As virtudes que percebo como essenciais e que marcaram toda a história da Igreja, as mesmas que grandes religiões perseguem, foram abandonadas por esta parcela da Igreja; hoje fazem parte de um museu da história dos fracos. Humildade, serviço, mansidão, submissão, amor, longanimidade, paciência, prudência. Quem quer isso? Quem quer ser conhecido por essas qualidades?

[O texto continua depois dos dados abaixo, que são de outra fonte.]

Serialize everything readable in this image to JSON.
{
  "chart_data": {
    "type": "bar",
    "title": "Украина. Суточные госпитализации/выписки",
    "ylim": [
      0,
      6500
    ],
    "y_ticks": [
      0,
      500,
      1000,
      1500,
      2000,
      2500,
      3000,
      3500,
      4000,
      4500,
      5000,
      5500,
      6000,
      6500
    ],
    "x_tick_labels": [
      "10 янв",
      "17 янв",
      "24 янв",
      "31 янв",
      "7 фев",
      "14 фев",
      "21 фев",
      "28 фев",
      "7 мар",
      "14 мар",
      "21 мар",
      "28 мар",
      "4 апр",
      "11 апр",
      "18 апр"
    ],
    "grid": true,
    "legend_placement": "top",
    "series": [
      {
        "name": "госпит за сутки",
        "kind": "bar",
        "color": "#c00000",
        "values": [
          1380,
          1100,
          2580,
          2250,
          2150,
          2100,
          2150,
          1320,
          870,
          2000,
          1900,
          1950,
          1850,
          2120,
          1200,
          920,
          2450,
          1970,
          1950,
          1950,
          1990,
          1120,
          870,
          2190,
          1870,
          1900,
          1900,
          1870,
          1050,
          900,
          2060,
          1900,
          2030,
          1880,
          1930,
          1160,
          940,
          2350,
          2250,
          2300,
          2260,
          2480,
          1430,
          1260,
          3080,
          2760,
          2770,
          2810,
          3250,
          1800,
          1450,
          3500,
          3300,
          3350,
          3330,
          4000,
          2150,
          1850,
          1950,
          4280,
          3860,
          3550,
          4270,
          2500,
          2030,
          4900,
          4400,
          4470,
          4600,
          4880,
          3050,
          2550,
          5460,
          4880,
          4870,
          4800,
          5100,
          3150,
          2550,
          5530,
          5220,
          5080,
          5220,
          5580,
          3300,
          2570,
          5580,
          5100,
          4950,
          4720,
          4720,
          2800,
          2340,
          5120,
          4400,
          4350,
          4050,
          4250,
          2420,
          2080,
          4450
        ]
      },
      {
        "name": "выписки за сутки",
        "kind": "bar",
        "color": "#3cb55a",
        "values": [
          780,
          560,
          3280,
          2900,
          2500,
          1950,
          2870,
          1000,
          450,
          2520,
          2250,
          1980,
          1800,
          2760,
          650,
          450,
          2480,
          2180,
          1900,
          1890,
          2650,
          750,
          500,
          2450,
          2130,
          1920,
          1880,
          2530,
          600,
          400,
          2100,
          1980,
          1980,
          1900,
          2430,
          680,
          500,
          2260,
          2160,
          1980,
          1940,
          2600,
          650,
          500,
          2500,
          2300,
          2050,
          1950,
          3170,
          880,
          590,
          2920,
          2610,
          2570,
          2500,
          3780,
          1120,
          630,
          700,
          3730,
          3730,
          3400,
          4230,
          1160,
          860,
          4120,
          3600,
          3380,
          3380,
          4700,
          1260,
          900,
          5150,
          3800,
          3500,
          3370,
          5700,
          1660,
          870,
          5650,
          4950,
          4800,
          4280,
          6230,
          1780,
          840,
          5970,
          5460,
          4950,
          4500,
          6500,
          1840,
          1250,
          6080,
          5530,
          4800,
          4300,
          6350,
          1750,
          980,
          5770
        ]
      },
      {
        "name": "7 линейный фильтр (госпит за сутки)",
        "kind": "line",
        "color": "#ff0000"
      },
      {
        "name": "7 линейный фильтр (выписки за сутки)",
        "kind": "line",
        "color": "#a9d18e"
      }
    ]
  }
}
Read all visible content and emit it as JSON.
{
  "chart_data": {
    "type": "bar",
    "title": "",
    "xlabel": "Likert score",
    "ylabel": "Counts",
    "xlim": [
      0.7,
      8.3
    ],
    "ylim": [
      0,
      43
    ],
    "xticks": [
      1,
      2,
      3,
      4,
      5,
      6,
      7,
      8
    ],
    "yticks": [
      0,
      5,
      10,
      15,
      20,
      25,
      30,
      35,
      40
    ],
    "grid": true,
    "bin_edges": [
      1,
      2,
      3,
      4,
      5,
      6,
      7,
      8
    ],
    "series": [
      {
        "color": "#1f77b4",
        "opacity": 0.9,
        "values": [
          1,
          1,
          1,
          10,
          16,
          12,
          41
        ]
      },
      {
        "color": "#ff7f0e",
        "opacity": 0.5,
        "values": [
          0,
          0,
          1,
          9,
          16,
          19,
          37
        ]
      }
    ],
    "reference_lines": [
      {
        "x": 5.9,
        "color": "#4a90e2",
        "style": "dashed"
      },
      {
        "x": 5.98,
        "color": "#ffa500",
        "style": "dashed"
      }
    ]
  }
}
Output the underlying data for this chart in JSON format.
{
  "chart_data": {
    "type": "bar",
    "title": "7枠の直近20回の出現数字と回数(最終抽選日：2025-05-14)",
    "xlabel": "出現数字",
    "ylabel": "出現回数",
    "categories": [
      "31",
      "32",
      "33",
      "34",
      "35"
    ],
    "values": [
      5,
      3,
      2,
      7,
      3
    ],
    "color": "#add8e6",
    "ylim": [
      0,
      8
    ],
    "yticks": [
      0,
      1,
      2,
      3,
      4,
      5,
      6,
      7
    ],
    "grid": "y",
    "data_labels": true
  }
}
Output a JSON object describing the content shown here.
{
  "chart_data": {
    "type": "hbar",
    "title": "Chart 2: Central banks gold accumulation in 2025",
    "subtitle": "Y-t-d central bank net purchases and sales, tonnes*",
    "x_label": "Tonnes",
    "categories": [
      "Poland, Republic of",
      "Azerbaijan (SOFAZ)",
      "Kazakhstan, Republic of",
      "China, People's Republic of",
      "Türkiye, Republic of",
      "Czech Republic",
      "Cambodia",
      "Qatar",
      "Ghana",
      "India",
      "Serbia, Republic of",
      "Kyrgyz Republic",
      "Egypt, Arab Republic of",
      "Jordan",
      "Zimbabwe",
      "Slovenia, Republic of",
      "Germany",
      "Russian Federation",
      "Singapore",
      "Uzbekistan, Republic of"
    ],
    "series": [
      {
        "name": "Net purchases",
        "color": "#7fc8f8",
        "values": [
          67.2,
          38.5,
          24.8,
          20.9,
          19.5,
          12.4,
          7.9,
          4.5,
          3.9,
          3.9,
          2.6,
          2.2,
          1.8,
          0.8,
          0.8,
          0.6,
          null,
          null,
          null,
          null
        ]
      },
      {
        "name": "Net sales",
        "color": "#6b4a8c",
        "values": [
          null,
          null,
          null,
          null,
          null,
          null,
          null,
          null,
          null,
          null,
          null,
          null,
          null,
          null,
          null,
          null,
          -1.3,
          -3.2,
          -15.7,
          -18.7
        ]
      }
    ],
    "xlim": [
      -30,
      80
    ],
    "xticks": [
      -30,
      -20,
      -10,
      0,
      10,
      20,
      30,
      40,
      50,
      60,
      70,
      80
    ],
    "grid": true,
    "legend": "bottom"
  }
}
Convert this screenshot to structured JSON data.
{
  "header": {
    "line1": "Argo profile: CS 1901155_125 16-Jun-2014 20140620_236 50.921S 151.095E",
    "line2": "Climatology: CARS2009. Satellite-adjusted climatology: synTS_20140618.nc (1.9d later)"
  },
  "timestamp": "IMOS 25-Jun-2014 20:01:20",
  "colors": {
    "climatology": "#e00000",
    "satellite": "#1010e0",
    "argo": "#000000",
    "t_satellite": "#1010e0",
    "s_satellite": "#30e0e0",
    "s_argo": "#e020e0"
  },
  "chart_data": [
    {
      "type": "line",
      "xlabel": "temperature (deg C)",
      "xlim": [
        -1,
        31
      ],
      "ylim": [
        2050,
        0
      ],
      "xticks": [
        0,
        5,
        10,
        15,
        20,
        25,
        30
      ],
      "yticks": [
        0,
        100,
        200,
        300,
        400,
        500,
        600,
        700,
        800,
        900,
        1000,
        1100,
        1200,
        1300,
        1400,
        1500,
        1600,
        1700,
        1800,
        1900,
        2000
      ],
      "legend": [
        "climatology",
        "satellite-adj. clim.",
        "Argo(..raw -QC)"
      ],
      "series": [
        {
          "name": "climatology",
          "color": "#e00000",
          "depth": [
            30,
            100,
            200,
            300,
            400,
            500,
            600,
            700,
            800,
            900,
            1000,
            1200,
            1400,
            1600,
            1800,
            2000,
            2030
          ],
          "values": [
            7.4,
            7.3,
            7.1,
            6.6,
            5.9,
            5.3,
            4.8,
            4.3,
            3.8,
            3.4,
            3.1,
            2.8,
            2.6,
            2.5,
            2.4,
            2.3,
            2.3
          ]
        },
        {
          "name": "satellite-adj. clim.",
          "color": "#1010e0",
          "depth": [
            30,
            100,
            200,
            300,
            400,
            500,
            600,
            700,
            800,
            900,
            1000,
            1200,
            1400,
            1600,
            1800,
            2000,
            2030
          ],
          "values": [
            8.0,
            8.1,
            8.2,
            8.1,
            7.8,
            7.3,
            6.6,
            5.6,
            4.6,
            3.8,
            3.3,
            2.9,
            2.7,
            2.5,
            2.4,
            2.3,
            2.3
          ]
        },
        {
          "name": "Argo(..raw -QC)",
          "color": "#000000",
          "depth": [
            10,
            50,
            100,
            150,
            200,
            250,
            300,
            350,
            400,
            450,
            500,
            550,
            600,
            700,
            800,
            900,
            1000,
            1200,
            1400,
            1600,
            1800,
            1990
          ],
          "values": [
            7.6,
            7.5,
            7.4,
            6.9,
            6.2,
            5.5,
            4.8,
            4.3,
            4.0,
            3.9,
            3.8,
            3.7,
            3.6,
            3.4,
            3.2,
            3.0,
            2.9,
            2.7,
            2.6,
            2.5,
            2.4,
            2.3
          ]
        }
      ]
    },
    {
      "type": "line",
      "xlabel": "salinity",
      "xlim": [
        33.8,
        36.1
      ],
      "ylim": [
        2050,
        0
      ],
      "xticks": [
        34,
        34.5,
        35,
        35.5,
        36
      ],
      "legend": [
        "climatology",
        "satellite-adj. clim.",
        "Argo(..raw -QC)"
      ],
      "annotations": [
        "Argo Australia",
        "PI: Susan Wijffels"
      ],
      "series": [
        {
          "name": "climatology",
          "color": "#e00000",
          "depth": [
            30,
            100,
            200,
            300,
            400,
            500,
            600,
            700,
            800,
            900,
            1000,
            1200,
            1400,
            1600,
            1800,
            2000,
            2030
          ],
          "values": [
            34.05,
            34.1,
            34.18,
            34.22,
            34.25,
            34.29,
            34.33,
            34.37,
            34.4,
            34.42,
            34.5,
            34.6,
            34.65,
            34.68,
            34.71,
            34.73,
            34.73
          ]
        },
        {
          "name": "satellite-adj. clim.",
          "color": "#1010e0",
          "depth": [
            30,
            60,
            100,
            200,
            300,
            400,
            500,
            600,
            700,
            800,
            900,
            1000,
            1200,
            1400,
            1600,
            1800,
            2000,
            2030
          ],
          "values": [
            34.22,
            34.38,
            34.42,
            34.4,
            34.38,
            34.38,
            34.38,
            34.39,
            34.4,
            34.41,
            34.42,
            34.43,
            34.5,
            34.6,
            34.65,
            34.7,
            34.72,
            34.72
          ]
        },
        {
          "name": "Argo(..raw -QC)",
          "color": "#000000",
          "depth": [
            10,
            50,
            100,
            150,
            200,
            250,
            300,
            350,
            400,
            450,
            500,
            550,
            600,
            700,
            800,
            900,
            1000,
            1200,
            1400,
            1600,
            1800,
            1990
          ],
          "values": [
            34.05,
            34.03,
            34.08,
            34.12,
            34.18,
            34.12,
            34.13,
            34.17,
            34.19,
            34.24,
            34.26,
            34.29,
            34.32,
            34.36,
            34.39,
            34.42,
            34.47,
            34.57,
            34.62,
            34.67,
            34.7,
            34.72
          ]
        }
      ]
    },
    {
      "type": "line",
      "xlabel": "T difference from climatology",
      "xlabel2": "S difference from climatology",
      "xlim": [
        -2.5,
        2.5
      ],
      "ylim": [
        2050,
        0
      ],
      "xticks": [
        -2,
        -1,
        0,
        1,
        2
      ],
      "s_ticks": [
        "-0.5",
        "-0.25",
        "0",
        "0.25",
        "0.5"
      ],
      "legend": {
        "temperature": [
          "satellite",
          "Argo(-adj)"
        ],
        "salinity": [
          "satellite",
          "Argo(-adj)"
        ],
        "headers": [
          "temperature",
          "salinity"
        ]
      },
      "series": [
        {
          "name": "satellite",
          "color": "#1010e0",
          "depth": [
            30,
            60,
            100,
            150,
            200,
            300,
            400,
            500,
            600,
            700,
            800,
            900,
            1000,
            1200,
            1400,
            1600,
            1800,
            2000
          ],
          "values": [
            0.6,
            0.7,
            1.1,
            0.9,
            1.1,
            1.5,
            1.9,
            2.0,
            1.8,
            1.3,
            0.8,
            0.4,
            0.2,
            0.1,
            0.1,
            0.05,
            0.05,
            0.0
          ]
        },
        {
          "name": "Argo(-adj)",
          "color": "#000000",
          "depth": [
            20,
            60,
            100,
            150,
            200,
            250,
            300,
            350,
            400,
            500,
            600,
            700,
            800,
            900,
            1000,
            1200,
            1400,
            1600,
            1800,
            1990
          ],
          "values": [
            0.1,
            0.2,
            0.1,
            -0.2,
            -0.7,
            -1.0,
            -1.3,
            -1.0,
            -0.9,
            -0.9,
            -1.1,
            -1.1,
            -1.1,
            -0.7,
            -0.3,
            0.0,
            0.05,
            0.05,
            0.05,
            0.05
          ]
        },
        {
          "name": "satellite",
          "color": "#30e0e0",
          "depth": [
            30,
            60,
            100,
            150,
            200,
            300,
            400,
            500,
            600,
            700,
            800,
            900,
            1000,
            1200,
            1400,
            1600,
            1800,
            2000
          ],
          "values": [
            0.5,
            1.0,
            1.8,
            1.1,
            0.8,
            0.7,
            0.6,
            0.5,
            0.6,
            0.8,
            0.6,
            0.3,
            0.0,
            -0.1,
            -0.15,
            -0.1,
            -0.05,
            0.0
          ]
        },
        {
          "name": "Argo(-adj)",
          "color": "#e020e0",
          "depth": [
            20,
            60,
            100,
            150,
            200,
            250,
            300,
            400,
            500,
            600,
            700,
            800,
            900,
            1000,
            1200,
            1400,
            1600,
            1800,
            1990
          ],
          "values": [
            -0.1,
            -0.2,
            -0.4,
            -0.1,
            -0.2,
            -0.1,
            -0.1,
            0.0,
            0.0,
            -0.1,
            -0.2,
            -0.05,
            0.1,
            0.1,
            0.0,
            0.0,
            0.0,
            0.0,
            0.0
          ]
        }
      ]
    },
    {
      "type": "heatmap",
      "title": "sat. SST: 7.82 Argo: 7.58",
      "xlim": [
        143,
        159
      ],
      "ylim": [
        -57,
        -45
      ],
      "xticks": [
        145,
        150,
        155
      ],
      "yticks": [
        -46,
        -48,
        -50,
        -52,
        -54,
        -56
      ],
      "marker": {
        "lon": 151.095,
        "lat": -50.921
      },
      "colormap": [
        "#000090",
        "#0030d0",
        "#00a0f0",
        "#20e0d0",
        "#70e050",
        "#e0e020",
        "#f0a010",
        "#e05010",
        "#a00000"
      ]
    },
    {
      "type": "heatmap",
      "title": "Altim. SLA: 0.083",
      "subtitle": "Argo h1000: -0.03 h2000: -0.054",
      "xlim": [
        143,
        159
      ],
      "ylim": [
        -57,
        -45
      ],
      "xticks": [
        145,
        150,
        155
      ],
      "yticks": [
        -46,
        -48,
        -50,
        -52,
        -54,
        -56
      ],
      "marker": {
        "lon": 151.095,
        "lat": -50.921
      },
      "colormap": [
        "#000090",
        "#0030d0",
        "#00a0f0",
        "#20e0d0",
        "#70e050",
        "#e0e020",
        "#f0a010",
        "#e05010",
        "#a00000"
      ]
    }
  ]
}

Jesus não enganou os cristãos durante toda a trajetória da Igreja nos últimos dois mil anos. O Evangelho não foi reeditado; ele é o mesmo desde o primeiro século. Desse modo, todo aquele que procura ler e entender a Bíblia como um todo orgânico e unificado, que não deturpa o sentido original das Escrituras e tem se aproximado de Jesus com reverência, colocando-se no lugar do discípulo diante do Mestre perceberá facilmente que a autoridade apregoada em nossos dias é para os fracos. Cristãos que cuidam de sua espiritualidade não são encantados pela sedução de viver conforme o modelo caído e em estado de putrefação, modelo perverso e enganador da cultura vigente. Há cristãos boquiabertos diante da possibilidade de serem poderosos, reconhecidos, autoridades nacionais (ainda que, repito, não entendam bem o que é isso).
Não quero essa autoridade ilegítima, condenada e denunciada por Jesus, contrária ao Evangelho e essencialmente anticristã. Procuro e busco o modelo deixado pelo Senhor e insisto em fazer dele o meu modo de vida. Esforço-me por ser servo; autoridade é para os fracos.